Each week, I recommend two podcasts that you should listen to. Go here to find out how podcasts changed my life.
The Fogelnest Files
With only thirteen episodes so far, The Fogelnest Files is still but a nascent enterprise on the highly popular Earwolf Podcast Network. However, those twelve episodes have made me smile more than most long-running podcasts. My smile is not just from the humor (for which there is plenty), but for the appreciation of host Jake Fogelnest's deep love and amazing ability to curate some of the best gems of pop culture past. Each week, he picks several YouTube videos to watch based on a theme (politics, rock music) and he and the guest comment on them. Watching videos with someone may not be your first pitch for a podcast, but it works (and he posts the list of videos for each week to watch before/during/after listening to the podcast).
The clips are sublime. Whether it's watching obscure band Manakin, watching Hilary Clinton attack sexist remarks, or introducing folks to the Beaver trilogy, they are always lead to great conversation with the guests. A favorite episode of mine so far is with '90s MTV star Julie Brown, talking about her career and showing the best clips of her career. How great is "Homecoming Queen's Got a Gun?"
You may know Jake Fogelnest as a teenager from his MTV show Squirt TV, a DJ on Sirius XM, a talking head on the I Love The _____ shows, and from the internet. He's a force to be reckoned with on Twitter, and seems to know everyone, not because he's a fame chaser, but because he's just an all-around NICE guy who loves to chat about movies, TV, music, books... everything that a true pop culture geek loves. He's like the friend you go to midnight screenings with and challenge each other by trying to name the most obscure episodes of Family Ties. (I mean, that's what I do with my friends. I thought everyone did that.) He has a fantastic way of engaging guests and bringing up obscure anecdotes about his adventures with celebrities at age fourteen.

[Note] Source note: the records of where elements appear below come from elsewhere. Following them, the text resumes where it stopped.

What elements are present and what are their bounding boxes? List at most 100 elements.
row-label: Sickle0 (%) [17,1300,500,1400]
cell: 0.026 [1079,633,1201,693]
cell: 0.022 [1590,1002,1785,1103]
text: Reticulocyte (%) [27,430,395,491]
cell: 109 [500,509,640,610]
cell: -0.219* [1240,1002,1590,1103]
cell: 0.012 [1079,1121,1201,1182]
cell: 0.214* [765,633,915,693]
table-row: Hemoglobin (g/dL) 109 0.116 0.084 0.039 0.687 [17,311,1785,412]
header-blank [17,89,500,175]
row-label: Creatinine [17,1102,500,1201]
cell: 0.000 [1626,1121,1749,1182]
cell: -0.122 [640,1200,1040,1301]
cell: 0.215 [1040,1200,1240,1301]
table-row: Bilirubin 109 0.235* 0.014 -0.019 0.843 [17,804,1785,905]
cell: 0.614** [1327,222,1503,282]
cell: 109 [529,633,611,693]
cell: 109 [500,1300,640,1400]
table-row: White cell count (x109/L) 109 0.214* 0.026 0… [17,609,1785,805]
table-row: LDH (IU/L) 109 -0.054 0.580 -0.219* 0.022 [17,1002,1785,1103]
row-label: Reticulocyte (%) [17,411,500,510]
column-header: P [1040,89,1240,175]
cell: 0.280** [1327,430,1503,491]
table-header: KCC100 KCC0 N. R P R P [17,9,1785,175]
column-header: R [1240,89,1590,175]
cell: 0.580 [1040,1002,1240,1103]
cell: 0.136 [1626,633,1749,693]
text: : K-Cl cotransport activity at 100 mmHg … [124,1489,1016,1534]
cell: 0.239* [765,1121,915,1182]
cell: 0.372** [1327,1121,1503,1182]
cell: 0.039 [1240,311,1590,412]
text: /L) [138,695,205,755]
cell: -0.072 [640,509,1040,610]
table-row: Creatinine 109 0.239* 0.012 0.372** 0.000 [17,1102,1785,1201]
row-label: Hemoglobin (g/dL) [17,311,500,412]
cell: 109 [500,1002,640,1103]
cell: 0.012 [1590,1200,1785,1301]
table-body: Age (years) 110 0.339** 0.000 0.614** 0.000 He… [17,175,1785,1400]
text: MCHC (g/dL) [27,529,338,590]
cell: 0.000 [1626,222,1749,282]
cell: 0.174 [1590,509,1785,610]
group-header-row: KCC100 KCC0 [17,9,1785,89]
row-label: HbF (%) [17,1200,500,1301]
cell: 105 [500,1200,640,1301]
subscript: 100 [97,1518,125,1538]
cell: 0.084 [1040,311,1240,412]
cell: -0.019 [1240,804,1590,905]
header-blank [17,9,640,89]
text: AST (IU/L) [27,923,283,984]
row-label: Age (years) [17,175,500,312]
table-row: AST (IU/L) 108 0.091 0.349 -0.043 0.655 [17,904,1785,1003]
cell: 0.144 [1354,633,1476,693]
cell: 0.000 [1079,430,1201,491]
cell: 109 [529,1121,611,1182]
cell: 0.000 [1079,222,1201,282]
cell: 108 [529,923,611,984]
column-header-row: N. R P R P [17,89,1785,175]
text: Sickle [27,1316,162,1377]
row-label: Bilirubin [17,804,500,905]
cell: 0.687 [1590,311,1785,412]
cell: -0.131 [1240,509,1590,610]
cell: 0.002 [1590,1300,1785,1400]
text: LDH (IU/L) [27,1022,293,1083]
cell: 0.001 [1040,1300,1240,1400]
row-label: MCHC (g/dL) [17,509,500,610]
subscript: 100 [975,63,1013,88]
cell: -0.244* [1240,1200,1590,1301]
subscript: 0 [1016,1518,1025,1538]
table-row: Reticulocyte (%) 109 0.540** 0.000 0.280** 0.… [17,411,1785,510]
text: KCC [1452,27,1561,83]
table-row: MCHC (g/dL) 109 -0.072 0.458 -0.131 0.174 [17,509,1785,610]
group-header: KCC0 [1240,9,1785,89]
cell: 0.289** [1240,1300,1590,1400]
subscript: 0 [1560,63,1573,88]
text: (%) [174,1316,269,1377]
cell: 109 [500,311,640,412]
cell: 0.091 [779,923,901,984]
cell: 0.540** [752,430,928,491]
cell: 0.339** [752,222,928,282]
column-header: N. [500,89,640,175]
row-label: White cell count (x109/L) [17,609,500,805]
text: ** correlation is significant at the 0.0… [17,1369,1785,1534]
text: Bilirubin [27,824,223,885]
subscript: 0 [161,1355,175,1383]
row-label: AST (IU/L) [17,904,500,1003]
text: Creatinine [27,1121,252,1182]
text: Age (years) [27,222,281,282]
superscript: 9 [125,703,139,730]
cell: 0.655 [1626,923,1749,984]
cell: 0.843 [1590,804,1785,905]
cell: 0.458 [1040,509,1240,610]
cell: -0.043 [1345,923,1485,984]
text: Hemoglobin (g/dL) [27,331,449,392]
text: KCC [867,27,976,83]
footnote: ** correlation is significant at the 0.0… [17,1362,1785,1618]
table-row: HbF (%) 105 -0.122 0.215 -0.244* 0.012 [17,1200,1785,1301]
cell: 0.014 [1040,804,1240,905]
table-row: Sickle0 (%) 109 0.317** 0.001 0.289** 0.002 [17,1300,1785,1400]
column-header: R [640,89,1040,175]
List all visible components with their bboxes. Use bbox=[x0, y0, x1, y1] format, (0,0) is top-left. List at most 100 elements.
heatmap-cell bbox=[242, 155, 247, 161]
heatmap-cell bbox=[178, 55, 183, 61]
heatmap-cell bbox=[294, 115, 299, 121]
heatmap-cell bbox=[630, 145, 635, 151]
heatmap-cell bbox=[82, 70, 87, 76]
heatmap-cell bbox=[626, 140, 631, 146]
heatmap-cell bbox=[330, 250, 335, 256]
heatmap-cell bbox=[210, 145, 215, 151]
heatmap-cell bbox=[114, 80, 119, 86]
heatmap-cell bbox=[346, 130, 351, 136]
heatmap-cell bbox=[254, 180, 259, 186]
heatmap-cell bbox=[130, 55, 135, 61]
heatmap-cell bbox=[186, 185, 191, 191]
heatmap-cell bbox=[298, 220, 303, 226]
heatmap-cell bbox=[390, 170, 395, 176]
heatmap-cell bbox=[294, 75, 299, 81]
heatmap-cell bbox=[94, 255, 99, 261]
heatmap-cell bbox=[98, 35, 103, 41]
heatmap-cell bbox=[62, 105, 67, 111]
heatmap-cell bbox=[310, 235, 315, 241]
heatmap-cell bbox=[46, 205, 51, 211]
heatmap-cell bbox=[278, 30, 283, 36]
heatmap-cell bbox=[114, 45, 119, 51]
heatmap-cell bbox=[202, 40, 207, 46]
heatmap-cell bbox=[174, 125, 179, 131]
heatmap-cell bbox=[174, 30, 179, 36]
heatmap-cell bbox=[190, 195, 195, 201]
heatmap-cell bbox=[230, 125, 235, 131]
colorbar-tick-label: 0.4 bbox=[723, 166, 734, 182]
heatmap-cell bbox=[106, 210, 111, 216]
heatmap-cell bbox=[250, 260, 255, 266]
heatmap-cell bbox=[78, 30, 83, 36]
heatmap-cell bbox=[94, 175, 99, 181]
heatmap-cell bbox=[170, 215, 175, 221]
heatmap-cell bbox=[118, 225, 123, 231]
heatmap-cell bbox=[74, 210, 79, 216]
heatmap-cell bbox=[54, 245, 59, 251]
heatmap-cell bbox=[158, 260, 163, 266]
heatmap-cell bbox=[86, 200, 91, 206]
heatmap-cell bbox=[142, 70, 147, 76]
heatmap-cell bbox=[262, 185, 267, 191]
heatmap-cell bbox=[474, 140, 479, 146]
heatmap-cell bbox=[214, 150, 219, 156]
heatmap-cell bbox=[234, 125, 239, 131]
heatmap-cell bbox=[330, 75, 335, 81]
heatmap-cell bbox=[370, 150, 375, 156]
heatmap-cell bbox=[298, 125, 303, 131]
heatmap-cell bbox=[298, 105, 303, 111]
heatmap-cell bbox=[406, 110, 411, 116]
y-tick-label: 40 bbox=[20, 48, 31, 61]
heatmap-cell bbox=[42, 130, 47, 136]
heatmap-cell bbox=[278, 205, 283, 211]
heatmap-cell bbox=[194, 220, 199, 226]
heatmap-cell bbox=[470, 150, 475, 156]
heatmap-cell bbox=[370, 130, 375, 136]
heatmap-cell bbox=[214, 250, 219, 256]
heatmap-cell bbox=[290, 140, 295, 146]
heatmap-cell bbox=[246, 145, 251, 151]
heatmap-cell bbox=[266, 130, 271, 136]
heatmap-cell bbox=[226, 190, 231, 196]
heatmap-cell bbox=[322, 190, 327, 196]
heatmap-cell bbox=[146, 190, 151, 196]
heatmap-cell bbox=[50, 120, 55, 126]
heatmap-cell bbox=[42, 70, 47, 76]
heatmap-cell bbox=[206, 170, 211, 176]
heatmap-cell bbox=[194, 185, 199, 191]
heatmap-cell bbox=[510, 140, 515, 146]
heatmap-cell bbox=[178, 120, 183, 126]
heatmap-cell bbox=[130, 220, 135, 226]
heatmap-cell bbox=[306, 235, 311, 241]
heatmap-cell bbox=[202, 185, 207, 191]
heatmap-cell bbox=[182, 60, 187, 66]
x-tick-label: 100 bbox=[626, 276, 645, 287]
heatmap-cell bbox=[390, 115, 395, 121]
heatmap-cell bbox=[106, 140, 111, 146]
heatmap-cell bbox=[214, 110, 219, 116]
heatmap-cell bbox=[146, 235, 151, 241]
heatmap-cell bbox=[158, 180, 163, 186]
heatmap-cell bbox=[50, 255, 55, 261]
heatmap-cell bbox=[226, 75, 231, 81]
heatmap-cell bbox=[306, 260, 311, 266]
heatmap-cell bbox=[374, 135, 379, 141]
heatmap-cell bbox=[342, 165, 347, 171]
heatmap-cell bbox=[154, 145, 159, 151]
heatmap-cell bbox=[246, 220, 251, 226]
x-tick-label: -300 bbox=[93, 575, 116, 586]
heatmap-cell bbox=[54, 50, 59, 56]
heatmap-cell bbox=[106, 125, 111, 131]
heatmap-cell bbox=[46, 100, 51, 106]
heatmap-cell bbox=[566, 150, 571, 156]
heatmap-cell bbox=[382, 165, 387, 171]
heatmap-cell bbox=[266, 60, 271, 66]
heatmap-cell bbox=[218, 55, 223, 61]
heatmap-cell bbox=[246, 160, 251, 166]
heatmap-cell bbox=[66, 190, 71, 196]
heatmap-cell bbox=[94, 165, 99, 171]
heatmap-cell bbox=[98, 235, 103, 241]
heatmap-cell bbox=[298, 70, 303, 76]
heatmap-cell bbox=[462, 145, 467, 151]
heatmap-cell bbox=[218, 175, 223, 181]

When I tell people I love pop culture, I think they often assume that I mean that I love watching TV, movies, and celebrity gossip. Which I do, but there's more to it than that. I love pop culture as a reflection of society, and each piece represents a reflection of society. I like the discussion it promotes. Reminiscing about an old show with someone can create an instant connection and instant sharing of values, childhood, and other things that typically don't come with other small talk. I believe that Jake Fogelnest shares the same love for pop culture, and seeing him put his vast knowledge to use makes me happy to know that there's someone out there that loves pop culture even more than I do, and is putting that love to good use.
I've followed Emily Heller's standup career when I saw her set accidentally as an opener to a variety show, and I'm glad to see that she's jumped on the podcast bandwagon. Her show is certainly funny, but is set apart from other comedy podcasts in its focus. Her show focuses on learning new and weird knowledge, and has guests on that share their knowledge about a particular topic. However, these guests are far from academicians, but still have some great knowledge to bring. I applaud their choice of guests, some of whom are more well-known while others are writers, artists, or other interesting people from their lives. Segments include "Wiki Of The Week" where Emily and Lisa review a Wikipedia page.
Heller and co-host Lisa Hanawalt complement each other well, with Lisa being more reserved (i.e., she's not a comedian) to Emily's more outspoken personality. The great thing about Emily Heller is that she is incredibly funny and her standup routines can go into bizarre territory, but as "herself" she's just the right mix of honest, down to earth, and even open enough to share some of her vulnerabilities. Now on its fifteenth episode, I’m excited for Baby Geniuses to really start taking form.